In March 1994, Clinton had said it would be “hard for me to imagine a circumstance” in which it would be “appropriate” to invoke attorney-client or executive privilege to prevent certain Whitewater matters from becoming public.

But late Tuesday the president claimed attorney-client privilege and suggested executive privilege in refusing to comply with the committee’s subpoena for the notes former White House Associate Counsel William H. Kennedy III took of a two-hour Whitewater meeting Nov. 5, 1993.

White House spokesman Mike McCurry renewed Clinton’s pledge to cooperate with investigators Wednesday. But he said the president has a right to keep his conversations with his attorneys as secret as those with a doctor or minister. If Clinton complied in this case, McCurry said, “adversaries to the president would then obviously demand more.”

Meanwhile, the panel revealed that in addition to the notes, Clinton has refused to turn over four other subpoenaed Whitewater-related documents.

They include a chronology drafted by David Kendall, the Clintons’ personal attorney; a Jan. 5, 1994, letter to the president from Jim Hamilton, who represents the family of late Deputy White House Counsel Vincent Foster; a Dec. 20, 1993, New York Times article annotated by the president; and undated notes of White House lawyer Joel Klein.

The main issue is whether Clinton will allow Kennedy - a former partner of Hillary Rodham Clinton at the Rose Law Firm in Little Rock, Ark. - to tell the committee about the 1993 meeting in Kendall’s Washington office. Others attending were Deputy White House Counsel Bruce Lindsey, White House Counsel Bernard Nussbaum, Associate White House Counsel Neil Eggleston and private Clinton attorneys James Lyons and Stephen Engstrom.

Republicans led by Sen.
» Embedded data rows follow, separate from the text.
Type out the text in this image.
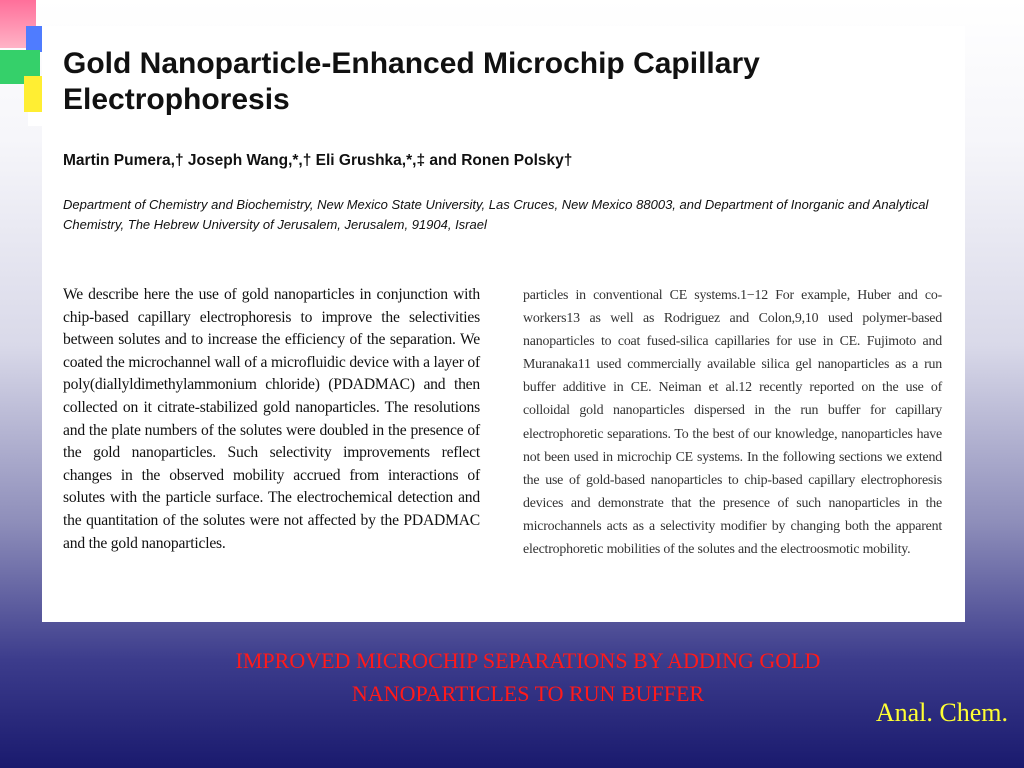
Gold Nanoparticle-Enhanced Microchip Capillary Electrophoresis

Martin Pumera,† Joseph Wang,*,† Eli Grushka,*,‡ and Ronen Polsky†

Department of Chemistry and Biochemistry, New Mexico State University, Las Cruces, New Mexico 88003, and Department of Inorganic and Analytical Chemistry, The Hebrew University of Jerusalem, Jerusalem, 91904, Israel

We describe here the use of gold nanoparticles in conjunction with chip-based capillary electrophoresis to improve the selectivities between solutes and to increase the efficiency of the separation. We coated the microchannel wall of a microfluidic device with a layer of poly(diallyldimethylammonium chloride) (PDADMAC) and then collected on it citrate-stabilized gold nanoparticles. The resolutions and the plate numbers of the solutes were doubled in the presence of the gold nanoparticles. Such selectivity improvements reflect changes in the observed mobility accrued from interactions of solutes with the particle surface. The electrochemical detection and the quantitation of the solutes were not affected by the PDADMAC and the gold nanoparticles.

particles in conventional CE systems.1−12 For example, Huber and co-workers13 as well as Rodriguez and Colon,9,10 used polymer-based nanoparticles to coat fused-silica capillaries for use in CE. Fujimoto and Muranaka11 used commercially available silica gel nanoparticles as a run buffer additive in CE. Neiman et al.12 recently reported on the use of colloidal gold nanoparticles dispersed in the run buffer for capillary electrophoretic separations. To the best of our knowledge, nanoparticles have not been used in microchip CE systems. In the following sections we extend the use of gold-based nanoparticles to chip-based capillary electrophoresis devices and demonstrate that the presence of such nanoparticles in the microchannels acts as a selectivity modifier by changing both the apparent electrophoretic mobilities of the solutes and the electroosmotic mobility.

IMPROVED MICROCHIP SEPARATIONS BY ADDING GOLD NANOPARTICLES TO RUN BUFFER

Anal. Chem.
Bob Bennett, R-Utah, said Kennedy was a government lawyer paid by the taxpayers at the time of the meeting and not a personal lawyer to the president.
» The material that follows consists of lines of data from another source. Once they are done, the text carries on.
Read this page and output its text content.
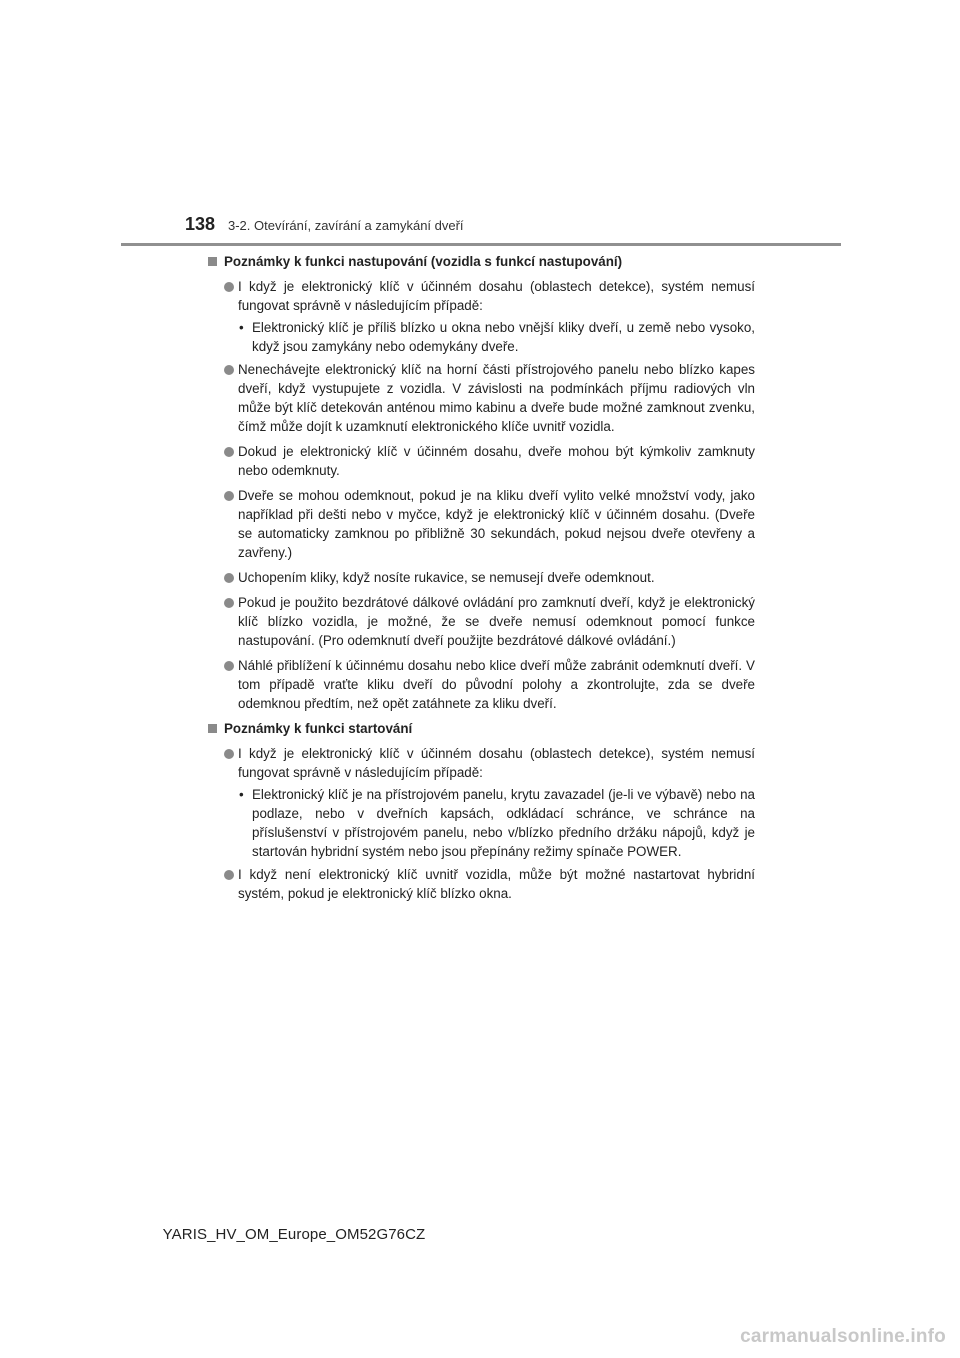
138 3-2. Otevírání, zavírání a zamykání dveří
Poznámky k funkci nastupování (vozidla s funkcí nastupování)
I když je elektronický klíč v účinném dosahu (oblastech detekce), systém nemusí fungovat správně v následujícím případě:
• Elektronický klíč je příliš blízko u okna nebo vnější kliky dveří, u země nebo vysoko, když jsou zamykány nebo odemykány dveře.
Nenechávejte elektronický klíč na horní části přístrojového panelu nebo blízko kapes dveří, když vystupujete z vozidla. V závislosti na podmínkách příjmu radiových vln může být klíč detekován anténou mimo kabinu a dveře bude možné zamknout zvenku, čímž může dojít k uzamknutí elektronického klíče uvnitř vozidla.
Dokud je elektronický klíč v účinném dosahu, dveře mohou být kýmkoliv zamknuty nebo odemknuty.
Dveře se mohou odemknout, pokud je na kliku dveří vylito velké množství vody, jako například při dešti nebo v myčce, když je elektronický klíč v účinném dosahu. (Dveře se automaticky zamknou po přibližně 30 sekundách, pokud nejsou dveře otevřeny a zavřeny.)
Uchopením kliky, když nosíte rukavice, se nemusejí dveře odemknout.
Pokud je použito bezdrátové dálkové ovládání pro zamknutí dveří, když je elektronický klíč blízko vozidla, je možné, že se dveře nemusí odemknout pomocí funkce nastupování. (Pro odemknutí dveří použijte bezdrátové dálkové ovládání.)
Náhlé přiblížení k účinnému dosahu nebo klice dveří může zabránit odemknutí dveří. V tom případě vraťte kliku dveří do původní polohy a zkontrolujte, zda se dveře odemknou předtím, než opět zatáhnete za kliku dveří.
Poznámky k funkci startování
I když je elektronický klíč v účinném dosahu (oblastech detekce), systém nemusí fungovat správně v následujícím případě:
• Elektronický klíč je na přístrojovém panelu, krytu zavazadel (je-li ve výbavě) nebo na podlaze, nebo v dveřních kapsách, odkládací schránce, ve schránce na příslušenství v přístrojovém panelu, nebo v/blízko předního držáku nápojů, když je startován hybridní systém nebo jsou přepínány režimy spínače POWER.
I když není elektronický klíč uvnitř vozidla, může být možné nastartovat hybridní systém, pokud je elektronický klíč blízko okna.
YARIS_HV_OM_Europe_OM52G76CZ
carmanualsonline.info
But White House Special Associate Counsel Mark Fabiani said the presence of the president’s governmental lawyers at the meeting with his private lawyers “does not destroy his attorney-client privilege because the president also has the right to have confidential communication with his government lawyers.”

While stopping just short of invoking “executive” or “presidential” privilege outright, the White House submitted a brief to the panel citing cases involving President Nixon and contending that the privilege “would” protect notes of the Nov. 5 meeting because the lawyers were providing the president legal advice.